Christopher S. Rose is a postdoctoral fellow with the Institute for Historical Studies at the University of Texas at Austin (UT) for the 2019-20 year. He earned his doctorate in History from UT in May 2019.
Chris has taught as an adjunct instructor in the School of Behavioral and Social Sciences at St. Edward’s University in Austin, Texas, and as an Assistant Instructor for the Department of Middle Eastern Studies at UT.
Chris studies the early modern Arab world, focusing on Egypt. His dissertation, “On the Home Front: Food, Medicine, and Disease in World War I Egypt” examines the impact of the war on the Egyptian civilian population.
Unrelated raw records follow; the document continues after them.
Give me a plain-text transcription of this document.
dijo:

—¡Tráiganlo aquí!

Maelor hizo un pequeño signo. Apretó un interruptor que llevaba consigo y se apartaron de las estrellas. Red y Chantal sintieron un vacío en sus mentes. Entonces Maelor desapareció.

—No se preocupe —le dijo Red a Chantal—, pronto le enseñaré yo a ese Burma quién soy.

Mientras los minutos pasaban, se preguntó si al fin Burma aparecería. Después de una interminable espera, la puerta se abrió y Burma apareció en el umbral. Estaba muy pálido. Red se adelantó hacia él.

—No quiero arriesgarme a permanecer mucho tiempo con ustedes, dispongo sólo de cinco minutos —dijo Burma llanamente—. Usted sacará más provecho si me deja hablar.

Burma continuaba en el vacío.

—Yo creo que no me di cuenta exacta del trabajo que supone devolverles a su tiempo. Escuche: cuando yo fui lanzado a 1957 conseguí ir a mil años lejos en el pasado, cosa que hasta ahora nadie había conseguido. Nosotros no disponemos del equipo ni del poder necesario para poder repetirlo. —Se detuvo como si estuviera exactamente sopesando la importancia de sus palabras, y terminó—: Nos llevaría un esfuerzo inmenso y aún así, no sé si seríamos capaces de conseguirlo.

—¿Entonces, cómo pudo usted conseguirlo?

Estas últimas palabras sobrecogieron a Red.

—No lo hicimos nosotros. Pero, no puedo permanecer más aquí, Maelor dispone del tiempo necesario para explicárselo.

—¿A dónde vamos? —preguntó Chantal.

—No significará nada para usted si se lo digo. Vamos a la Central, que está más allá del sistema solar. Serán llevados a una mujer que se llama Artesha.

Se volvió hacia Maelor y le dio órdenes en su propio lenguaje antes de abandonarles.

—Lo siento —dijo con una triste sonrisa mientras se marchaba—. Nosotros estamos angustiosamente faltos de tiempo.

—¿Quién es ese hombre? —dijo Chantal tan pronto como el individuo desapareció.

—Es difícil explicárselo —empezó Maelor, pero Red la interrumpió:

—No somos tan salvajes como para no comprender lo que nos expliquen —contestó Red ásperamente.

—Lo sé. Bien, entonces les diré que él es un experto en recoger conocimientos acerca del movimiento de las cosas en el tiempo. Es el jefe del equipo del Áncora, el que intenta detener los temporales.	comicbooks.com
On the Home Front analyzes how price control systems intended to ensure an adequate supply of food for the population during the war were neutralized by requisitions of labor and foodstuffs, a situation that resulted in inflation, food shortages, and starvation among civilians. Using demographic and statistical data, he argues that the resultant malnutrition lead to the rapid spread of disease throughout the country, culminating in the influenza pandemic of 1918 which killed over one percent of the population. His work contextualizes civilian suffering as a “social event,” contending that economic and political consequences of health and disease must be considered as factors in the history of post-war Egypt, notably with regard to the nationalist uprising in the spring of 1919.
His other interests include the formative period of Islam from Muhammad until the rise of the Umayyads; the history and development of Fustat/Cairo; Islamic North Africa and Spain (al-Andalus); and the spread of cultural traits outward from the Middle East through trade networks (Silk Route, Mediterranean, Atlantic).
He has taught surveys covering most of the history of the Middle East—from the rise of Islam to the present day—in addition to an introductory survey for the Global Studies program at St. Edward’s, and a course on Modern Egypt using literature in translation as the primary course texts. He also designed and taught a comparative global course on terrorism and extremism for St. Edward’s, and is currently developing a course “World War I: The Colonial Experience” for the spring 2020 semester at UT.
In his relatively short teaching career, he has mentored students who have received a variety of accolades and awards, including Boren and Fulbright fellowships. He is also writing a popular series of blog posts called the Grad School Survival Guide.
Chris also has significant experience in educator training, particularly working with world history and world geography educators. During his lengthy tenure as Outreach Director at UT’s Center for Middle Eastern Studies (2000-2016), Chris conducted numerous professional development sessions for educators, co-wrote several curriculum units for K-12 classrooms, and took numerous groups of educators to the Middle East. He left in December 2016 to focus on completing his dissertation.
He has extensive experience traveling in the Middle East, including Egypt, Israel, Jordan, Morocco, Oman, Saudi Arabia, Syria, Tunisia, Turkey, Uzbekistan and the West Bank, and has done archival work in the UK, the US, and Switzerland. He speaks Egyptian Arabic, Modern Standard Arabic, and Spanish, and reads French and Portuguese.
When not nerding out in archives and contemplating the power implications of knowledge production, he enjoys food, wine, photography, and scratching cats behind the ears.